I should also add that I was highly irritated with the way anarchism was portrayed on the prison ship, at best being a bunch of violent thugs playing at consensus who need to be violently oppressed lest they rape the white women, and at worst as devious, lying psychopaths who don’t believe a single word out of their own mouths and are only waiting for the opportunity to snatch totalitarian power for themselves.

@incendiary_dan Particularly with TNG, the actors involved share much of Roddenberry’s philosophy, which is why I suspect they got picked. Several of the actors from TNG, most notably Jonathan Frakes and Whoopi Goldberg, clashed repeatedly with Rick Berman.

incendiary_dan's avatar

@SmashTheState Makes a lot of sense to me, particularly since I noticed Frakes directed that movie. Thanks!

seazen's avatar

Lurve the thread. Thanks Trekkers.

roundsquare's avatar

@Seelix I think we’re in agreement here. I just wanted to point out that what you were discussing is not racism.
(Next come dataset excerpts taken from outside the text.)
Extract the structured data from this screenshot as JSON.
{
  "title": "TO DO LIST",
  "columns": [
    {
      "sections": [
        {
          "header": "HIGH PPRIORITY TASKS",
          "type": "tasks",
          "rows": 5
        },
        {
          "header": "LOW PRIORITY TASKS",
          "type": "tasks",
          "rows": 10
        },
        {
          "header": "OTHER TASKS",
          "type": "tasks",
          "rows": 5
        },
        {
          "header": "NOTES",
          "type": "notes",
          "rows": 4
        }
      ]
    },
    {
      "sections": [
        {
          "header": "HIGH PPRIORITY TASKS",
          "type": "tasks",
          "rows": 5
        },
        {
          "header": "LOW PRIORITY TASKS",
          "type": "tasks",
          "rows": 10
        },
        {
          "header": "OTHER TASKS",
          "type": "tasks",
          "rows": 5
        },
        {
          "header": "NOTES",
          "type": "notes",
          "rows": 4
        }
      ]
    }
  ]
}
@SmashTheState Going through your three characters… (spoiler alert)
(1) Indeed they did have a black guy trying to kill the white leader. But, they also portrayed him as being betrayed by said white leader several years beforehand. Indeed, they showed him as having been subject to years of capture, etc… which in large part led to him going insane. Hardly a poor portrayal of black people. In fact, I’d go so far as to say this episode portrays Adama in a worse light.
(2) Who are you talking about here? I don’t remember this scene… but I do remember that there were a lot of collaborators with the secret police on New Caprica and many of them were portrayed poorly.
(3) But she’s often right. If I’m not mistaken, they also had a number of other priests of different races throughout the show. Anyway, she hardly has magical powers. Instead, she mostly connects whats happening to the scared scrolls.

In addition, almost no character is displayed without severe mental and moral problems throughout the show. Everyone in that show has a dark side and the worse comes out of them. But, one of the characters who I think comes out looking the best is Dualla. Up until her death, she is shown has a strong character who does this well. She is critical to the success of almost every dogfight in the show and is a trusted member of the team. Sure she does some bad things, but as I said, I’m hard pressed to think of a major character who doesn’t.
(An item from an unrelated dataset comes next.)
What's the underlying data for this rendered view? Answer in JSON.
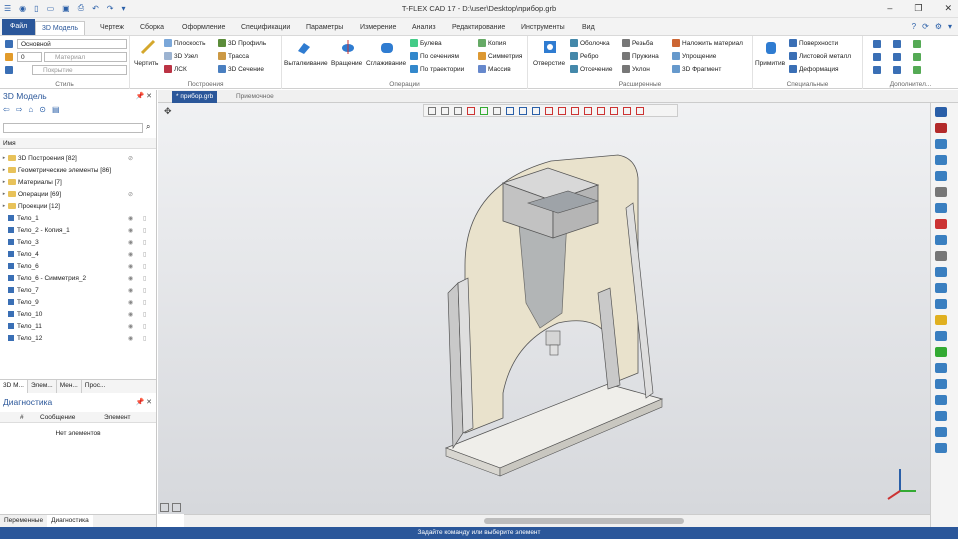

I don’t think BSG portrayed its black characters much worse than its other characters. Everyone comes out looking pretty horrible in that show. Of course, if you focus on which black characters get shown in a negative or stereotypical light, you’ll find things that are disagreeable. That doesn’t mean, however, that the show displayed its black characters in more negative a light than any others.

Nullo's avatar

To the pure, all things are pure. A lot of the ‘racism’ present in contemporary media is, in fact, firmly lodged in the brains of certain of the viewers, not in the show.